Ultrahigh strength-ductility synergy via heterogeneous grain structure and multi-scale L12-γ′ precipitates in a cobalt-based superalloy GH159

Abstract

Achieving excellent strength-ductility synergy through convenient techniques is highly desirable for modern engineering applications. In this study, we constructed a heterogeneous grain structure consisting of large residual deformed grains and fine recrystallized grains, along with multi-scale L12-γ′ precipitates, in a commercial cobalt-based superalloy GH159. This was achieved via short-term annealing followed by subsequent aging. The mechanical properties were significantly enhanced, demonstrating an exceptional ultimate tensile strength of 1611 MPa, and outstanding uniform and total elongations of 23.5 % and 34.7 %, respectively.
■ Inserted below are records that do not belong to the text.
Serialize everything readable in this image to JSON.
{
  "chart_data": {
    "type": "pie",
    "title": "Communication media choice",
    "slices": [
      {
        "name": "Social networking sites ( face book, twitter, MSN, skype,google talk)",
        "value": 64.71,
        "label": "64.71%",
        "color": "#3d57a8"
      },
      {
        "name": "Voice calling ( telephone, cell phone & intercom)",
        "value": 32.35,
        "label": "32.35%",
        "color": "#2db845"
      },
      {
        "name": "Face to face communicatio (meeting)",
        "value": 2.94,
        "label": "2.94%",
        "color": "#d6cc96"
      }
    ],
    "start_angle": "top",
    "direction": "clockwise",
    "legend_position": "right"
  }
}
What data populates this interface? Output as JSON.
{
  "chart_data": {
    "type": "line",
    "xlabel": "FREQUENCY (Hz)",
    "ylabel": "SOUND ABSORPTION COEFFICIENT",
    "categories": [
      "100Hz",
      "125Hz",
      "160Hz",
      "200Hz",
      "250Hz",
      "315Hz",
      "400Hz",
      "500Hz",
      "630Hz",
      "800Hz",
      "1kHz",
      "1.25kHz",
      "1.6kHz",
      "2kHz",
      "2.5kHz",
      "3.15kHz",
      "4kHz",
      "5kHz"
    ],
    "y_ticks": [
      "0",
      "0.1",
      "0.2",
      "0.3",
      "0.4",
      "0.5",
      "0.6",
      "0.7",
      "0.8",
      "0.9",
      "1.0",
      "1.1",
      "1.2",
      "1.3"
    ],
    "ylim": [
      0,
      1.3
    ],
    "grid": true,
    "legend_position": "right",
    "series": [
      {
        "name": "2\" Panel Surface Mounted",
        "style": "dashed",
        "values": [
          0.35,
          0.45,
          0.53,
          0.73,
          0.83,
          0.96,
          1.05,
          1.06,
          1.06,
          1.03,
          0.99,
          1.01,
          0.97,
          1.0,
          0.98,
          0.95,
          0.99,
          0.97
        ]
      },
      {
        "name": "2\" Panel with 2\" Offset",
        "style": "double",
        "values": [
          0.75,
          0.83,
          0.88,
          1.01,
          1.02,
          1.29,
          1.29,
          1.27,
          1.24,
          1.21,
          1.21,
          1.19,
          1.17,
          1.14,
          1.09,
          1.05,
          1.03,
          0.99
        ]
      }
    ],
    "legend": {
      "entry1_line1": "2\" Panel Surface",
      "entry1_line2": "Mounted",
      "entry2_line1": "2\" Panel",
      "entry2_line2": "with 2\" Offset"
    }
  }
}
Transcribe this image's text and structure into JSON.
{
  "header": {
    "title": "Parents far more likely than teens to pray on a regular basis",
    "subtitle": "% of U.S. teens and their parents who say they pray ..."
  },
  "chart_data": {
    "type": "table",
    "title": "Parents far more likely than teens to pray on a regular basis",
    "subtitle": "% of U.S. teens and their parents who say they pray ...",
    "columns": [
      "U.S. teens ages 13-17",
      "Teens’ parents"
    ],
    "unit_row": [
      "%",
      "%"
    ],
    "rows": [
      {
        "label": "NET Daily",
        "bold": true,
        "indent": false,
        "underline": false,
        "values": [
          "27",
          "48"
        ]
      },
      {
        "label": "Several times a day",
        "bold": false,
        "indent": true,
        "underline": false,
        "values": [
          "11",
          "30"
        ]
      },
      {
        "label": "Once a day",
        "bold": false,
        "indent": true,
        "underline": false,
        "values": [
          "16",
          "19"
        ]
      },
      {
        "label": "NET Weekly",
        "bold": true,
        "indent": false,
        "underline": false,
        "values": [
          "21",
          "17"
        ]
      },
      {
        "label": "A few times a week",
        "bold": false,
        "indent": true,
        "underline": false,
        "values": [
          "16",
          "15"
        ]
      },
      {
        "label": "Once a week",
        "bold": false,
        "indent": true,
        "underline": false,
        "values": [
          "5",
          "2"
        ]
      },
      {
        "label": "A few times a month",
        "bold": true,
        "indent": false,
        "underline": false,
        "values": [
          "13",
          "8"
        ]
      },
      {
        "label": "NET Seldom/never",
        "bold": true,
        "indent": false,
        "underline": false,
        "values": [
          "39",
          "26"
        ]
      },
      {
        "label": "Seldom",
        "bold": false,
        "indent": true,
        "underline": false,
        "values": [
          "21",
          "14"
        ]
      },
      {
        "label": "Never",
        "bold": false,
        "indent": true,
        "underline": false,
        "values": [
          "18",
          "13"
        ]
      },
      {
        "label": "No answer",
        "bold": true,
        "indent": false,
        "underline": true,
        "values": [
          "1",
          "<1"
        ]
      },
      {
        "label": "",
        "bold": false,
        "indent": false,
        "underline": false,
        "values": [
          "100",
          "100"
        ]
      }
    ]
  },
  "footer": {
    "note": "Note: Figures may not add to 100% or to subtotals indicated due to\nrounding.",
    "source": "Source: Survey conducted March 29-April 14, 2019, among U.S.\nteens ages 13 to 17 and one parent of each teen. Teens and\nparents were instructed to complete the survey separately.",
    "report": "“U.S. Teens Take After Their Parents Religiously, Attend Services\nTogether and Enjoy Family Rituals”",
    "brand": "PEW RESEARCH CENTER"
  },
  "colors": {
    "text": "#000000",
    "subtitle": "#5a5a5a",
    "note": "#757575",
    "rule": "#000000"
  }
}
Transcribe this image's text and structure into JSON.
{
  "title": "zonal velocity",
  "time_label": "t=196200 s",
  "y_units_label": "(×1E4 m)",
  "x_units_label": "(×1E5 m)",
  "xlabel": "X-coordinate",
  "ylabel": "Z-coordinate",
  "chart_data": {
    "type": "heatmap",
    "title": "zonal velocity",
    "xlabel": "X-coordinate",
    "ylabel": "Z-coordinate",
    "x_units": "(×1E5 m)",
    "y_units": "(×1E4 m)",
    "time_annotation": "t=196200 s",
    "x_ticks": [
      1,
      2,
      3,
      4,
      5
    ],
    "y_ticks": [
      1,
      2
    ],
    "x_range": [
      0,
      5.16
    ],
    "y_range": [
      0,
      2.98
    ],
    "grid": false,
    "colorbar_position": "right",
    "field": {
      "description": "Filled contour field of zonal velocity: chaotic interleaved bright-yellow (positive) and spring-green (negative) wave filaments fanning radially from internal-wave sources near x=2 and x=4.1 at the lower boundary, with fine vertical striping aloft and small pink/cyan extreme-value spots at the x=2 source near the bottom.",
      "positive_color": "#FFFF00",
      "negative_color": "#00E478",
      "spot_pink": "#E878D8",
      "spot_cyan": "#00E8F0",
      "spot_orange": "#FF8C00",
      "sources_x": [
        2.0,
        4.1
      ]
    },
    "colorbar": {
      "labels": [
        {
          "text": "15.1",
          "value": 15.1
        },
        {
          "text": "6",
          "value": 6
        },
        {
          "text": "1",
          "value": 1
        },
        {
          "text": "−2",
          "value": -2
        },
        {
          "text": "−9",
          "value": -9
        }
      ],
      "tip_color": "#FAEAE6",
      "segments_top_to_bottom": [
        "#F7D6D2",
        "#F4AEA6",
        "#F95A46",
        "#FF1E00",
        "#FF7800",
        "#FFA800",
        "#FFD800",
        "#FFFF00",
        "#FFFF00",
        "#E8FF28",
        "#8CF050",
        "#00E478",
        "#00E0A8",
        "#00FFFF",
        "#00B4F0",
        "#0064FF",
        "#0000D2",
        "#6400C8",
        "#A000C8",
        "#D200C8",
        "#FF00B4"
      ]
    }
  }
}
We investigated the evolution of the dual heterogeneous structures and the corresponding strengthening mechanisms during deformation. Hetero-deformation induced (HDI) strengthening, L12-γ′ precipitation strengthening, along with nanotwins, L-C locks, and 9R phases contribute significantly to the excellent strength-ductility synergy in GH159. These findings offer a strategy for developing GH159 as a structural material for various engineering applications, providing accessible and cost-effective processing methods that pave the way for large-scale industrial production. Furthermore, this study provides design insights for enhancing the mechanical properties of cobalt-based precipitation-strengthened superalloys.